Читать «Александр Керенский. Демократ во главе России» онлайн - страница 220

Варлен Львович Стронгин

Общеизвестно, что «политика – дело последнее (хотя и необходимое)», грязное дело. И вот в 1917 году, впервые в истории России, в политику пришел человек честный, с кристально чистой душой, юридически образованный, успешно применявший свои знания в адвокатской практике, никем не назначенный, никем не навязанный, любимый интеллигенцией и рабочими, с прекрасными помыслами, деятельный до самопожертвования, известный с юных лет защитой интересов народа, потом не всегда понимаемый им, но не пошедший навстречу его низменным и невежественным слоям. Он потерпел неудачу, что было неудивительно, но до конца жизни оставался верным своим принципам, вере в преображение России, которое наступает, пусть медленно, иногда с теми же ошибками, что и в семнадцатом году, иногда отступая от намеченной цели, опрометчиво не используя опыт Февраля, но наступает, неотвратимо.

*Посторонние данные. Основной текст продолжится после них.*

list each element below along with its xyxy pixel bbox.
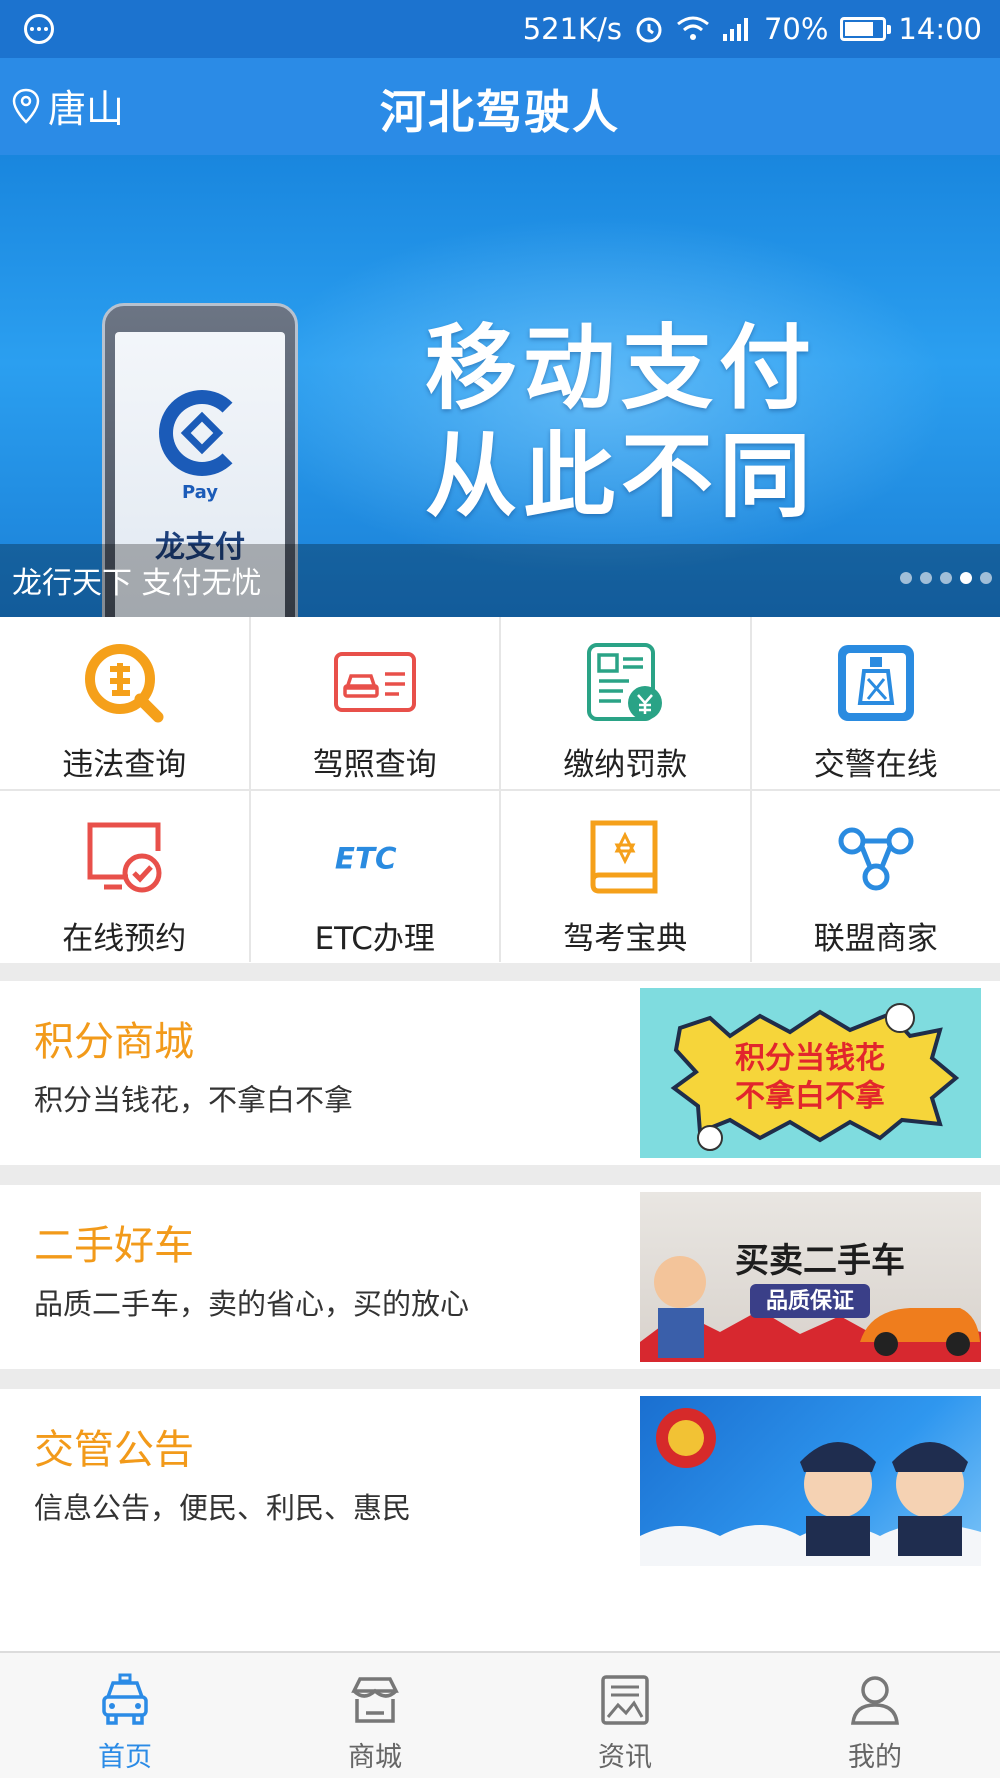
banner-headline-line2: 从此不同: [425, 423, 818, 530]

Этот факт неоспорим, как и кто бы к нему ни отнесся.

Необходимое послесловие

Дети рождения начала тридцатых годов взрослели и умнели медленно, с пионерских лет погружаясь в пафос пятилеток и вражду к капиталистическому окружению. Я не был исключением. Но к своим тридцати годам интуитивно почувствовал сочувствие к «наемнику капитала», заядлому «контрреволюционеру» Александру Федоровичу Керенскому, хотя и называл его неправильно, ставя на его фамилии ударение на первом слоге вместо второго, впрочем, так же как и его всевозможные обличители. Слишком яростно его ругали, и к тому же бездоказательно, а такая ругань, как я уже понимал, является признаком бессильной злобы и слабости.

К тому же от старших и более опытных товарищей я слышал мнение, что в социальном развитии нашей страны «следовало бы остановиться на феврале».

Общение с поэтом Андреем Вознесенским приподняло и раздвинуло для меня горизонты в понимании жизни и литературы.

Я знал, что архив Керенского – потом выяснилось, что личный, – находится в Америке в библиотеке Станфордского университета, точнее, в русском отделе Гуверовского института при университете. И надо же случиться такому, что мой племянник из Ленинграда решил уехать в Штаты, считая, что там сможет реализовать себя как программист и личность, жить достойно своим способностям. Поступить в Станфорд ему не удалось, подкачал тогдашний английский, еще недостаточно освоенный. Пек лепешки у хозяина-мексиканца, ремонтировал муниципальный дом для эмигрантов – он и в России был мастером на все руки. И лет через пять, получив официальное право на работу, стал программистом, и не простым, а самой высокой квалификации, вызвал в Штаты жену с сыном, тоже отличную программистку, и родителей, уже пенсионеров. Звали его Сашей Буровым. Его мама, Елена Зиновьевна Бурова, научный сотрудник, была моей двоюродной сестрой, самой близкой. Ее отец – родной и любимый брат моего отца, Зиновий Стронгин, геройски погиб на войне. Его жена, Александра Павловна, пережила блокаду в Ленинграде. И надо же случиться, что семья Буровых пригласила меня в Америку, в городок Монте-Вью, что в семнадцати километрах от Станфордского университета.